- Born: 28 November 1970 (age 55) Carlisle, Cumbria, England, United Kingdom
- Occupation: Chef
- Employer: Restaurant Vermeer
- Known for: Michelin star
- Predecessor: Pascal Jalhaij

= Christopher Naylor (chef) =

British head chef

Christopher Naylor (born 28 November 1970) is a British head chef, leading the kitchen of the Michelin starred Restaurant Vermeer in Amsterdam, Netherlands. Under his leadership, Restaurant Vermeer was awarded one Michelin star in the periods 2005–2007 and 2011–2022

In 2004, Naylor took over the two starred Restaurant Vermeer from head chef Pascal Jalhaij. As new head chef, Michelin warned Naylor that it was virtual impossible to retain both Michelin stars and difficult to keep one star. To everyone's surprise, Naylor managed to retain one star. In 2007, he was not so lucky and the restaurant lost its star. After three years without a star, the quality of the cooking of Naylor was again recognised with a Michelin star for restaurant Vermeer in 2011.

In 2016, while Vermeer – which is part of fivestar, NH Hotel Group owned hotel Barbizon Palace – was closed for an intensive refurbishment, Naylor opened pop-up restaurant Roomservice at Olof's in an adjacent church. This restaurant was furbished with former inventory of the hotel. Apart from Vermeer, Naylor will also be responsible for the restaurant in Amsterdam-based hotel Doelen, which is part of the NH Collection label.

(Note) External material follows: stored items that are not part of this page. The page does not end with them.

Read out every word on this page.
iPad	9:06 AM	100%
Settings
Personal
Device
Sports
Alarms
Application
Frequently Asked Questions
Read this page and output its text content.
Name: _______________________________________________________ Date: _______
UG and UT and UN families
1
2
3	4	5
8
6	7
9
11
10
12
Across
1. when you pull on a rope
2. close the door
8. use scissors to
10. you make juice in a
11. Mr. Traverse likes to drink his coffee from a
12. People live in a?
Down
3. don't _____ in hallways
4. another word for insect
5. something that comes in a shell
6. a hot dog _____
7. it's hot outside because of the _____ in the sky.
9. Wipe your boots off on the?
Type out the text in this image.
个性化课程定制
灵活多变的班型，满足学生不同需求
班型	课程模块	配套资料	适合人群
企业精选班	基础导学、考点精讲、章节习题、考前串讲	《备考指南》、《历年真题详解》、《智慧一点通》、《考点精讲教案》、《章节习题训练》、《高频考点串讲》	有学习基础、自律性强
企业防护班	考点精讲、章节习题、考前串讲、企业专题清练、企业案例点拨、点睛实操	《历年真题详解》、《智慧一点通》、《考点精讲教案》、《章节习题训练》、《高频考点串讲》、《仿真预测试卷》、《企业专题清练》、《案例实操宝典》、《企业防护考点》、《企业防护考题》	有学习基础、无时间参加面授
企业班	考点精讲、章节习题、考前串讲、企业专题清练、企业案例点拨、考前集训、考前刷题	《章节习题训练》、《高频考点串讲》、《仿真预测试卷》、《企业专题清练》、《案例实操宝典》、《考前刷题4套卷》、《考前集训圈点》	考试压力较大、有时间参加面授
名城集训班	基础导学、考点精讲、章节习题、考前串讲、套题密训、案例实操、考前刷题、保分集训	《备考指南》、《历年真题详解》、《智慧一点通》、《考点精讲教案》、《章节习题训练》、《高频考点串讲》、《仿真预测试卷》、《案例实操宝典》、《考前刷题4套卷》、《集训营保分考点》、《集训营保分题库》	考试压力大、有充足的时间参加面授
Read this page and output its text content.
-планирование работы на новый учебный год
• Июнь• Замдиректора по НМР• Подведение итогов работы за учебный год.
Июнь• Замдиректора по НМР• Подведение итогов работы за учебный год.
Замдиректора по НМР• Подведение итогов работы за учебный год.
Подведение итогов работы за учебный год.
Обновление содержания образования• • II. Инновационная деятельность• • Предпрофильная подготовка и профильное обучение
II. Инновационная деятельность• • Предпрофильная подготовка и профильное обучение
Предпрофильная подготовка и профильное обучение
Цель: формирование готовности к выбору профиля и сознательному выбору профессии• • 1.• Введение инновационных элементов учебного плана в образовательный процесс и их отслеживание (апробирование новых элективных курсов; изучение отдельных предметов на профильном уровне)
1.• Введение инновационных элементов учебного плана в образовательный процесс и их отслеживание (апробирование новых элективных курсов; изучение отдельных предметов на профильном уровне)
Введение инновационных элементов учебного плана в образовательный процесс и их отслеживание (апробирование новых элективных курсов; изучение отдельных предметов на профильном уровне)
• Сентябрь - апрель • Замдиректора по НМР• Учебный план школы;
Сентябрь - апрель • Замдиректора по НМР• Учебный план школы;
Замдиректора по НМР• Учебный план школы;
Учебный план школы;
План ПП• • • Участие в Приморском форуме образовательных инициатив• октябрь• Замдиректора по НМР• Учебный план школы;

Naylor had his formal cooking education in Cheshire, United Kingdom, at the Weaverham High School and the Mid Cheshire College of Further Education. In the Netherlands, he started as sous-chef in "Hotel Grand", under Albert Roux. Later he moved on to La Rive and worked as junior sous-chef under Robert Kranenborg. He continued his collaboration with Kranenborg as sous-chef in Vossius and head-chef in La Cirque.